Southern Exposure (SoEx) is a not-for-profit arts organization and alternative art space founded in 1974 in the Mission District of San Francisco, California. It was originally founded as a grassroots, cooperative art gallery in conjunction with Project Artaud which was a live/work artist community. By the 1980s, they converted the gallery to a community space for supporting emerging artists.

== Programs ==

=== Exhibitions and projects===

Southern Exposure's exhibition program is curated by a committee of artists from the community. Each year, SoEx has a juried exhibition with an open call. The show is curated by a respected international curator. Past curators of the annual exhibition have included Magali Arriola, Tom Finkelpearl, and Kristan Kennedy.

===Grant Program: Alternative Exposure===
One of SoEx's main goals is to support the professional development of artists so they are able to live and work in the San Francisco Bay Area. The Alternative Exposure Grant program “supports the work of unincorporated groups, burgeoning art and gathering spaces, publications, Web sites, collectives, events and artists making work in a variety of ways.”
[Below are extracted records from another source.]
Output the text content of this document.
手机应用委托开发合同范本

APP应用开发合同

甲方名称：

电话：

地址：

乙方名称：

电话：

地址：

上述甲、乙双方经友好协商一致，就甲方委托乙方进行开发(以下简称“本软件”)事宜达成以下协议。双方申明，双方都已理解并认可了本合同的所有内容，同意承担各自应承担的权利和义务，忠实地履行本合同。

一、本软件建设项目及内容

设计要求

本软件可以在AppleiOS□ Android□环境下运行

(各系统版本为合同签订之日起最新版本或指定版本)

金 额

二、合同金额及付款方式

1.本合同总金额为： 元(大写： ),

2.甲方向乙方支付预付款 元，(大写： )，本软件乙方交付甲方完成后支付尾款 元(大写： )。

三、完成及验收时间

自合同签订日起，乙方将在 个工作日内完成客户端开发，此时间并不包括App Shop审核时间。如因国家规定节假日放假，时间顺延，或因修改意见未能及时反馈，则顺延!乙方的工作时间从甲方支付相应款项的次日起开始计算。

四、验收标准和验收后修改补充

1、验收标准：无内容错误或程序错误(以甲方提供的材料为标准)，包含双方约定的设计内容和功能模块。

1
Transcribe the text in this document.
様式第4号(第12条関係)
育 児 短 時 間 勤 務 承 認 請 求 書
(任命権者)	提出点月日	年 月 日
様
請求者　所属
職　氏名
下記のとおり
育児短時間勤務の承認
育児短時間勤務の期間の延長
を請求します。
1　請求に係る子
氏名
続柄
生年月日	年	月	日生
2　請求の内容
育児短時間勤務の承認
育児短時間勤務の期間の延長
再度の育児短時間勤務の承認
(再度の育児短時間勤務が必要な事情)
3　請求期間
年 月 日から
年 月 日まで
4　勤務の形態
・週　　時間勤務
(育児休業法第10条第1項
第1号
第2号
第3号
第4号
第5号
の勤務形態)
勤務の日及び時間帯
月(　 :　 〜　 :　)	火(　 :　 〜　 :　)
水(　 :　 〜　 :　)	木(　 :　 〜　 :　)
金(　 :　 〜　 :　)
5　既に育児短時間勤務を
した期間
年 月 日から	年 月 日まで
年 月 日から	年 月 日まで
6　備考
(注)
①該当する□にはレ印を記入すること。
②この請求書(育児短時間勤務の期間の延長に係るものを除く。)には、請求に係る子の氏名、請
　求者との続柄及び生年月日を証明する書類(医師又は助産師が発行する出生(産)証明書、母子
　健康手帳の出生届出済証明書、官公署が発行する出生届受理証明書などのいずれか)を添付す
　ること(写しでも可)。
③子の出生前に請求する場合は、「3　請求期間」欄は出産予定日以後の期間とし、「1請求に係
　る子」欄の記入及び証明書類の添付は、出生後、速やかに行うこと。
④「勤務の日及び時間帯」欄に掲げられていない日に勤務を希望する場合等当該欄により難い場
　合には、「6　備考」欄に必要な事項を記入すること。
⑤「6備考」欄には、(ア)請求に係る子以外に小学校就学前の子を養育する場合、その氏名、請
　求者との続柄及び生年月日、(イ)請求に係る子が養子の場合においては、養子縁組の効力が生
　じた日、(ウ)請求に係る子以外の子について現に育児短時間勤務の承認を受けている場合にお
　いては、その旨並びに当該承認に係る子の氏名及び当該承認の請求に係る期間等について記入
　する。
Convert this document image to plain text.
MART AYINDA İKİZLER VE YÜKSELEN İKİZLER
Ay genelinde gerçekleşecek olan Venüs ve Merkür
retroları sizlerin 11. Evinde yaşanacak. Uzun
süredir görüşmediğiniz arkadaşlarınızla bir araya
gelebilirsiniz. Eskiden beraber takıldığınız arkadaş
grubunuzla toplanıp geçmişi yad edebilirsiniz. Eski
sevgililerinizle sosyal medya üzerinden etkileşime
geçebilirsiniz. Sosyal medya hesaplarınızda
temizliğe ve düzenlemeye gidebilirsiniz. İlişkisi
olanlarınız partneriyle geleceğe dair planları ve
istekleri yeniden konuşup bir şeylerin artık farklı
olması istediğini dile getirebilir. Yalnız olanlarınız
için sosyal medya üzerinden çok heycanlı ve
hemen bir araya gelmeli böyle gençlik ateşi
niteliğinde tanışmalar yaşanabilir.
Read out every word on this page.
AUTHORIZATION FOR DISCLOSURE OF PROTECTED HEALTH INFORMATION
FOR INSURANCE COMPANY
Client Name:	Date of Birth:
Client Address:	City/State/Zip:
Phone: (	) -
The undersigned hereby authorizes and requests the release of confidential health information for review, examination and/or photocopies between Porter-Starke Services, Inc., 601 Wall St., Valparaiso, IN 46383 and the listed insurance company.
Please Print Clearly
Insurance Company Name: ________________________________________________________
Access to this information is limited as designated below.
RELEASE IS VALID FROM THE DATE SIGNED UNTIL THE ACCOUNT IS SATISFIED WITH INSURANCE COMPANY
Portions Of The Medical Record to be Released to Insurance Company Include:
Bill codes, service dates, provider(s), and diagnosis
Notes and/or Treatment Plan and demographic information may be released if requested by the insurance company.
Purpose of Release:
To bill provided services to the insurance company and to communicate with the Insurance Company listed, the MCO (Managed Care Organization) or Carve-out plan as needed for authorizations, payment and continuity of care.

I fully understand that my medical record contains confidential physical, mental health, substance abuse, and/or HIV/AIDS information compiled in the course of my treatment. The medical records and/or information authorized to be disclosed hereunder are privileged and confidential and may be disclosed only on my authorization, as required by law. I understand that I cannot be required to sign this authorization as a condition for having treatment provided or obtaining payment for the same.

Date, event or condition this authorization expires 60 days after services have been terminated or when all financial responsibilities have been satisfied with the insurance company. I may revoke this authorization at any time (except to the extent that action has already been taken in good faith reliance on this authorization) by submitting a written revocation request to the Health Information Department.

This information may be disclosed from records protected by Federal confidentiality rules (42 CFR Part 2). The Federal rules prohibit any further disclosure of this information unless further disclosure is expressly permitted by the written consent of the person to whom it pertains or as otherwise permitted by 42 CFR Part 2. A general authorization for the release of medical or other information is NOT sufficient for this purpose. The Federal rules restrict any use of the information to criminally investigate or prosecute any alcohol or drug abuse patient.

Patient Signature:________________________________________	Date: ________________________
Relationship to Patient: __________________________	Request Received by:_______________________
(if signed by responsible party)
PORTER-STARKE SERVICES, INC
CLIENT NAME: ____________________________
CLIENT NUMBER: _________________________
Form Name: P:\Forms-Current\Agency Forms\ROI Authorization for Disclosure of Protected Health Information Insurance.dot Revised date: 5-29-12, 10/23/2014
Alternative Exposure, was founded in partnership with the Andy Warhol Foundation for the Visual Arts, provides more than $65,000 of grants each year to individuals who work to promote other artists through exhibition spaces, publications, websites, critical writing and other activities. The Alternative Exposure program was initiated by former SoEx Executive Director Courtney Fink who first came to Southern Exposure in 2003 and departed in 2015.

===Public programs===
Since moving away from Project Artaud in 2006, Southern Exposure has supported "offsite" public art projects which happen in the city of San Francisco. SoEx's Artists in Education (AIE) program provides intensive art education programs to hundreds of underserved youth each year.

SoEx provides access to affordable art through its annual Monster Drawing Rally event, auctions and sale of limited editions art works. In 2020, the gallery served as an official polling location during the Consolidated General Election, aimed at improving civic discourse and justice.